L’impresa accede alla composizione negoziata. Individua prima un finanziatore disponibile a erogare 250.000 € contro garanzie reali sul magazzino, poi deposita istanza ex art. 22, comma 1, lett. a) CCII, allegando il piano industriale e dimostrando la funzionalità del finanziamento non alla mera prosecuzione dell’attività ma al risanamento. Il tribunale autorizza; la prededuzione resta ferma anche se il percorso dovesse successivamente sfociare in una procedura concorsuale.
L’impresa che salta il passaggio dell’individuazione preventiva del finanziatore ottiene invece, nel migliore dei casi, un’autorizzazione che non trova nessuno disposto a utilizzarla — e nel frattempo ha consumato mesi di trattative.
Il piano in una pagina
Questa è la pagina da stampare e tenere sulla scrivania. Le mosse hanno un ordine, e l’ordine non è decorativo: ogni mossa produce l’informazione che rende eseguibile la successiva.
| Mossa | Obiettivo | Termine da presidiare | Rischio se la salti |
|---|---|---|---|
| 1. Prendi i tuoi dati | Vedere ciò che vede la banca | Riscontro del gestore: 1 mese (+2 di proroga) | Agisci alla cieca e lasci tracce di richieste rifiutate |
| 2. Qualifica e calcola | Sapere se il tempo lavora per te | 12 / 24 / 36 / 60 mesi secondo la categoria | Contesti dati già scaduti o aspetti dati che non scadranno mai da soli |
| 3. Verifica preavviso e presupposti | Trovare il vizio, se c’è | 15 giorni dalla spedizione del preavviso | Tratti con la banca senza sapere di avere in mano la carta decisiva |
| 4. Rimedi stragiudiziali | Cancellazione senza causa | 1 mese per il riscontro all’istanza | Bruci mesi con lettere generiche |
| 5. Tutela giudiziale | Cancellazione urgente e risarcimento | Cautelare trattabile anche in agosto (feriale: 1-31 agosto) | Il pregiudizio si consuma e la prova si disperde |
| 6. Spiegazione dello scoring | Capire quale dato ti affonda | 1 mese per il riscontro ex art. 15 GDPR | Continui a tentare senza sapere cosa correggere |
| 7. Ricostruisci la bancabilità | Ottenere credito ora | Nessun termine di legge: è il fabbisogno a dettarlo | Aspetti la cancellazione e la cassa finisce prima |
| 8. Strumenti della crisi | Finanza autorizzata e protetta | Durata delle trattative e delle misure protettive | Cerchi credito dove non ne esiste, a condizioni predatorie |
Regola generale: una mossa fatta nei termini è un diritto conservato; una mossa rimandata è un’opzione che si chiude da sola.
Gli scenari di deviazione
Nessun piano sopravvive intatto al contatto con la controparte. Tre imprevisti ricorrenti, e il piano B per ciascuno.

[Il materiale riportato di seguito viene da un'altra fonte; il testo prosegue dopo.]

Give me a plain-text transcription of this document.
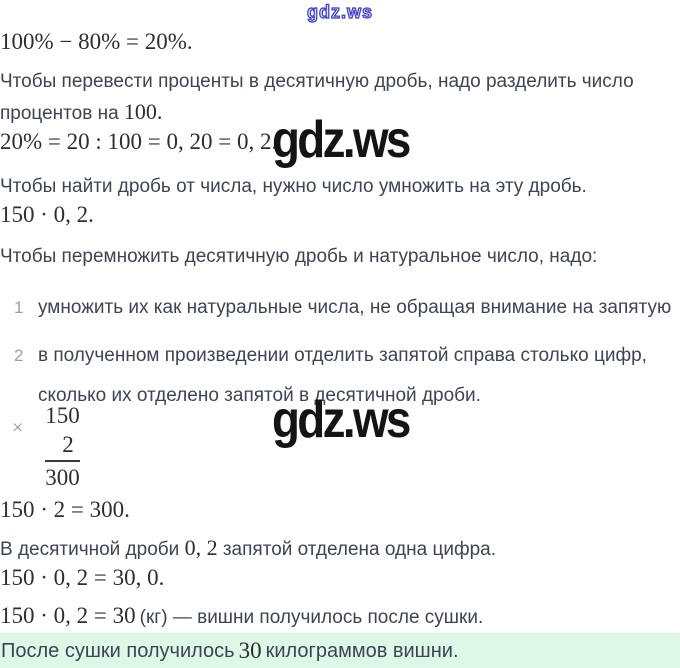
gdz.ws
100% − 80% = 20%.
Чтобы перевести проценты в десятичную дробь, надо разделить число
процентов на 100. gdz.ws
20% = 20 : 100 = 0, 20 = 0, 2.
Чтобы найти дробь от числа, нужно число умножить на эту дробь.
150 · 0, 2.
Чтобы перемножить десятичную дробь и натуральное число, надо:
1 умножить их как натуральные числа, не обращая внимание на запятую
2 в полученном произведении отделить запятой справа столько цифр,
сколько их отделено запятой в десятичной дроби.
gdz.ws
× 150
2
300
150 · 2 = 300.
В десятичной дроби 0, 2 запятой отделена одна цифра.
150 · 0, 2 = 30, 0.
150 · 0, 2 = 30 (кг) — вишни получилось после сушки.
После сушки получилось
30
килограммов вишни.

Scenario 1 — La controparte accelera: revoca degli affidamenti e decreto ingiuntivo mentre stai contestando.
È la mossa classica: alla prima contestazione formale, la banca revoca le linee, chiede il rientro immediato e in poche settimane deposita ricorso per decreto ingiuntivo. L’errore da evitare è trattare la contestazione della segnalazione e la difesa dal decreto come due pratiche separate.
Piano B: unifica le due difese. Gli stessi elementi che rendono illegittima la segnalazione — assenza di valutazione complessiva, contestazione seria del credito, addebiti non dovuti — sono spesso i motivi di opposizione al decreto. E se il credito è contestato in modo non manifestamente infondato e in buona fede, la Cassazione, con la pronuncia n. 3130/2021 della Terza Sezione, ha riconosciuto che la contestazione entra nella valutazione di legittimità della segnalazione a sofferenza. Al contempo, ricorda che dal 13° aggiornamento della Circolare n. 139/1991 il credito oggetto di contestazione formale va segnalato come “contestato”, con impatto meno penalizzante rispetto alla sofferenza: pretendi quella classificazione.

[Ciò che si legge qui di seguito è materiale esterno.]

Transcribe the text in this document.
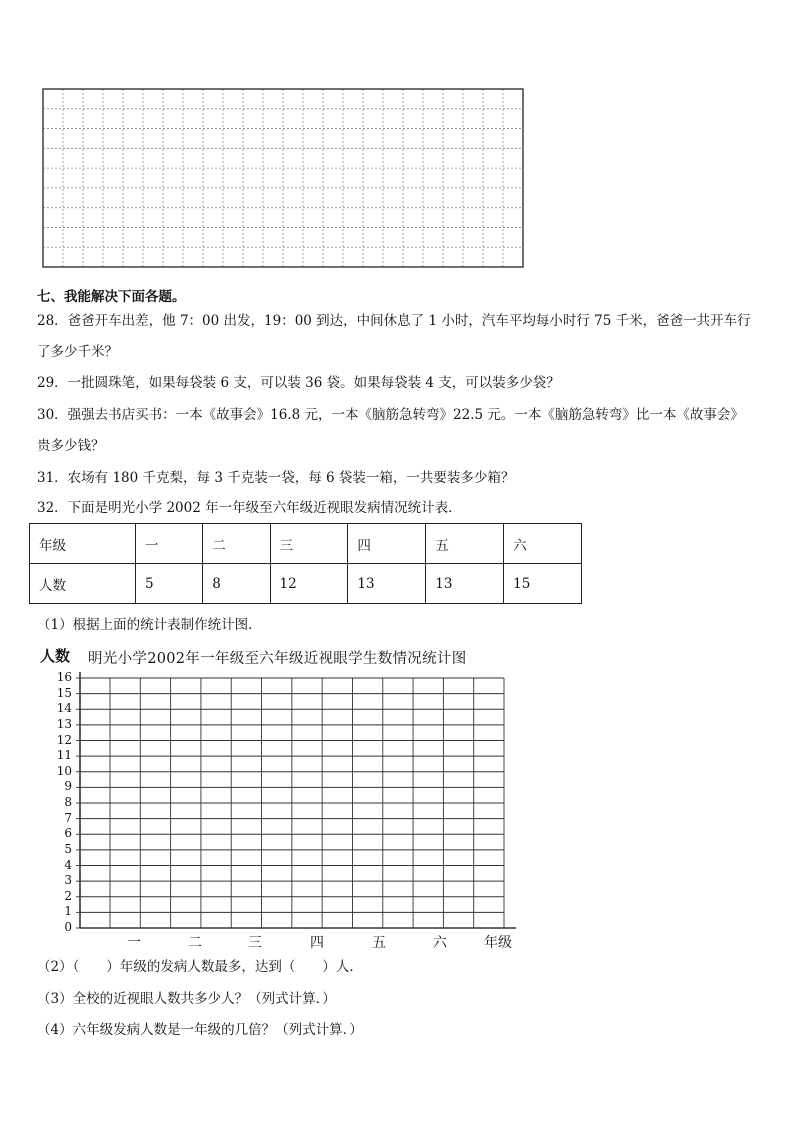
七、我能解决下面各题。
28．爸爸开车出差，他 7：00 出发，19：00 到达，中间休息了 1 小时，汽车平均每小时行 75 千米，爸爸一共开车行
了多少千米？
29．一批圆珠笔，如果每袋装 6 支，可以装 36 袋。如果每袋装 4 支，可以装多少袋？
30．强强去书店买书：一本《故事会》16.8 元，一本《脑筋急转弯》22.5 元。一本《脑筋急转弯》比一本《故事会》
贵多少钱？
31．农场有 180 千克梨，每 3 千克装一袋，每 6 袋装一箱，一共要装多少箱？
32．下面是明光小学 2002 年一年级至六年级近视眼发病情况统计表．
年级	一	二	三	四	五	六
人数	5	8	12	13	13	15
（1）根据上面的统计表制作统计图．
人数 明光小学2002年一年级至六年级近视眼学生数情况统计图
0
1
2
3
4
5
6
7
8
9
10
11
12
13
14
15
16
一	二	三	四	五	六	年级
（2）（　　）年级的发病人数最多，达到（　　）人．
（3）全校的近视眼人数共多少人？（列式计算．）
（4）六年级发病人数是一年级的几倍？（列式计算．）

Scenario 2 — Il termine è già scaduto: te ne accorgi tardi.
Ti accorgi che la segnalazione risale a quattro anni fa, l’operazione che volevi fare è saltata due anni fa, e nessuno ha conservato nulla.
Piano B: non inseguire il risarcimento a mani vuote. Concentra le risorse su ciò che è ancora recuperabile — la cancellazione del dato se è conservato oltre i limiti, l’aggiornamento se la posizione è stata definita, e la ricostruzione documentale attraverso le richieste di accesso, che ti consentono di ottenere dal gestore lo storico delle consultazioni effettuate sul tuo profilo. Quel dato — chi ti ha consultato e quando — è spesso l’unico modo per dimostrare a posteriori che la segnalazione è stata effettivamente letta dagli operatori nel periodo rilevante, cioè proprio l’elemento la cui mancanza ha affondato il ricorrente nel caso deciso dal Tribunale di Reggio Calabria nel 2025.
Da presidiare anche un aspetto che sfugge quasi sempre: la revoca degli affidamenti e l’intimazione di rientro producono, a loro volta, effetti segnaletici. Una posizione che passa da “in bonis” a “revocata” cambia rappresentazione nel flusso di ritorno e viene letta dagli altri istituti nella rilevazione successiva. Se stai contestando, comunica per iscritto agli altri intermediari con cui hai rapporti che la posizione è oggetto di contestazione formale, allegando copia dell’istanza: non impedisce nulla, ma toglie alla notizia il carattere di sorpresa e ti mette nella condizione di gestire il colloquio invece di subirlo.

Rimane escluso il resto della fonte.